In a proxy fight, the buyer doesn’t attempt to buy stock. Instead, they try to convince the shareholders to vote out current management or the current board of directors in favor of a team that will approve the takeover. The term “proxy” refers to the shareholders’ ability to let someone else make their vote for them — the buyer votes for the new board by proxy. This is what Microsoft has said they will do in the coming days. Hostile take over through proxy can turn ugly trust me!
What options does Yahoo have?
Yahoo can prevent Microsoft from hostile take over by buying back their own stock from individual holders to increase their majority shares. Ideally owning 51% would ensure that no one could succeed in a hostile take over attempt.
“The Golden Parachute” is also an option. It’s a provision in a CEO’s contract .which states that he will get a large bonus in cash or stock if the company is acquired. This makes the acquisition more expensive, and less attractive.
Another option is staggered board of directors drags out the takeover process by preventing the entire board from being replaced at the same time. The terms are staggered, so that some members are elected every two years, while others are elected every four.
And last but not least Yahoo can issue “Dual-class stock” will allow them to hold onto voting stock, while the company issues stock with little or no voting rights to the public. That way investors can purchase stocks, but they can’t purchase control of the company.
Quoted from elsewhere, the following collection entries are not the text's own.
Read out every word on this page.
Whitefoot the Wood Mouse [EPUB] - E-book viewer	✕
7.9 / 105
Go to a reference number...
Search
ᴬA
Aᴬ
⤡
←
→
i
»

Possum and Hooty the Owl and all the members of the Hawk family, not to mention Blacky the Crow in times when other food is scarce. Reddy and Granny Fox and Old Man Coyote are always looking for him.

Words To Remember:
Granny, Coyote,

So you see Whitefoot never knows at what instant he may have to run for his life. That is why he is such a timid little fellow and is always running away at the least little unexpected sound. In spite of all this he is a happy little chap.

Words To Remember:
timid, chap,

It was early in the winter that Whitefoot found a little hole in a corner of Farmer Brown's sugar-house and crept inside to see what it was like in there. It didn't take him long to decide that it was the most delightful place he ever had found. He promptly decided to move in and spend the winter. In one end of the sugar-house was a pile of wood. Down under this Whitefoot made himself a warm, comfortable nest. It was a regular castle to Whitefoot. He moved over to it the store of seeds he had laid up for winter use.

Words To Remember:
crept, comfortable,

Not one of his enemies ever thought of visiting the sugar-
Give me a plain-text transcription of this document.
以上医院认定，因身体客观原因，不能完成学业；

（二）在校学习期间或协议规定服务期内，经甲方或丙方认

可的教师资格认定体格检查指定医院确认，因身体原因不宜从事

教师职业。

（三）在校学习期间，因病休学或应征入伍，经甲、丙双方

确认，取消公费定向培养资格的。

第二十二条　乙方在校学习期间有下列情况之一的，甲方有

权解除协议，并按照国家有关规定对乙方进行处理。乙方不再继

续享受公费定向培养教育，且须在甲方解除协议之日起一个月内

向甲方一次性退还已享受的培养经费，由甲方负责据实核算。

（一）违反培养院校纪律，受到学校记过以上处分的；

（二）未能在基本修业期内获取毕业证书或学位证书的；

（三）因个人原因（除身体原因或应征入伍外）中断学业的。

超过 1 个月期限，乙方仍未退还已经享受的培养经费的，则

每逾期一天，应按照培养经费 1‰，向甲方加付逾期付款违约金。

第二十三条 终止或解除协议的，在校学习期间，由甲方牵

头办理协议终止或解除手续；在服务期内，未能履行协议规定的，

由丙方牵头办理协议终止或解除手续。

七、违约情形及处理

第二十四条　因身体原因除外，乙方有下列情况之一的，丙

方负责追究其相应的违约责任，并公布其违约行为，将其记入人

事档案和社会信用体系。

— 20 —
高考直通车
What options does Microsoft have?
The best Microsoft can do is to keep this in news and publicize this merger as much as possible. This will put up pressure which will ultimately result in buying majority shares from individuals. It has to convince individual share holders that selling their shares to Microsoft will result in benefit for all. This is a proxy war and any thing goes. If Microsoft is able to buy 51% shares then it’s game over for Yahoo!
Any past example of hostile take over?
The most famous recent proxy fight was Hewlett-Packard’s takeover of Compaq. The deal was valued at $25 billion, but Hewlett-Packard reportedly spent huge sums on advertising to sway shareholders. HP wasn’t fighting Compaq — they were fighting a group of investors that included founding members of the company who opposed the merge. About 51 percent of shareholders voted in favor of the merger. Despite attempts to halt the deal on legal grounds, it went as planned.
Another example would be of Oracle buying PeopleSoft that happened in 2004.